No Capital Gains Tax For Non-residents When Selling Property In Spain

Ever since 1999, when the government of Spain modified the laws that govern the municipal capital gains tax, Spain’s non-residents have been exempted from having to declare this tax or pay it.

But what is this tax that we’re talking about? Capital gains tax is paid when a person is selling their property in Spain. And by law, non-residents no longer have to pay such taxes. Instead, they can transfer the complete sum to the buyer. 

But why does such a rule exist? Its reason can be traced back to the law that brought about this new rule. According to the explanatory memorandum of that law, there was no explanation given for the same. 

All that being said, there are some things you should keep in mind if you’re planning to buy a property in Spain from a non-resident owner. 

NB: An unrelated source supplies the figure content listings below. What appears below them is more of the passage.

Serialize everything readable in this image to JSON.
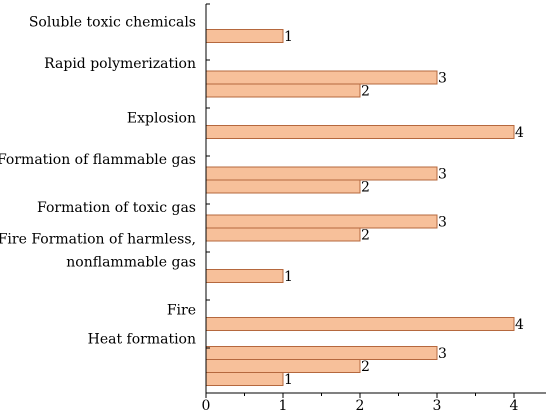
{
  "chart_data": {
    "type": "bar",
    "orientation": "horizontal",
    "title": "",
    "xlabel": "",
    "ylabel": "",
    "xlim": [
      0,
      4.4
    ],
    "xticks": [
      0,
      1,
      2,
      3,
      4
    ],
    "grid": false,
    "bar_color": "#F7C09A",
    "bar_edge_color": "#B5683E",
    "categories": [
      {
        "label": [
          "Soluble toxic chemicals"
        ],
        "values": [
          1
        ]
      },
      {
        "label": [
          "Rapid polymerization"
        ],
        "values": [
          3,
          2
        ]
      },
      {
        "label": [
          "Explosion"
        ],
        "values": [
          4
        ]
      },
      {
        "label": [
          "Formation of flammable gas"
        ],
        "values": [
          3,
          2
        ]
      },
      {
        "label": [
          "Formation of toxic gas"
        ],
        "values": [
          3,
          2
        ]
      },
      {
        "label": [
          "Fire Formation of harmless,",
          "nonflammable gas"
        ],
        "values": [
          1
        ]
      },
      {
        "label": [
          "Fire"
        ],
        "values": [
          4
        ]
      },
      {
        "label": [
          "Heat formation"
        ],
        "values": [
          3,
          2,
          1
        ]
      }
    ]
  }
}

Who Must Pay Municipal Capital Gains Tax?

According to the above-mentioned law, the seller of the property is liable to pay the municipal capital gains tax.

However, if the seller isn’t a resident of the country, he is exempted from paying this tax, and instead, the buyer must pay the tax for the same.

Wherever the house is located, the buyer will take the responsibility of paying the tax to the local council if he buys the property from a non-resident.

Is There A Way To Claim The Tax From The Non Resident?

So, if as a buyer you have to pay the municipal capital gains tax, how can you claim the money from the non-resident who should have paid the tax if not for this law?

Well, you’ll be happy to know that there is a way to claim a refund of the tax from the non-resident. Spain’s General Tax Law allows you and any other buyer to demand a refund from their non-resident sellers.

But, we must warn you that it comes with its own complications. Since you’re claiming the tax refund from a person whose status is that of a non-resident, your claim automatically becomes a civil action. 

If the seller refuses to give you the demanded refund, you might have to take the matter to the court. Sounds extremely complicated, doesn’t it? Well, the best way to go about the situation is to deal with it even before you’ve bought the property.

Prevention is better than cure, as they say. So make sure you discuss the matters beforehand while preparing the deed of the sale of the property. You can sign an agreement with your seller about how they would like to pay the municipal capital gains tax. In this way, you can avoid future legal proceedings and headaches.

Can A Buyer Appeal The Tax In Spain?

While adding a clause allowing buyers to claim back the tax from the seller is a great start, there’s a catch you must keep in mind. 

This little agreement between the buyer and seller is only binding for the two parties involved – not for the tax authorities. In case your seller refuses to pay up the refund despite agreeing earlier, you can surely get into a legal battle with the seller – but since you’re the one who’s legally responsible for the property, you still need to pay the tax since you’re legally the substitute taxpayer.

If you don’t want to pay the tax, you do have the right to appeal the tax in Spain by means of reconsideration in front of the local council and in the economic-administrative proceedings.

In simpler words, yes, you can appeal to gain the municipal capital gains tax back if your non-resident seller doesn’t want to pay.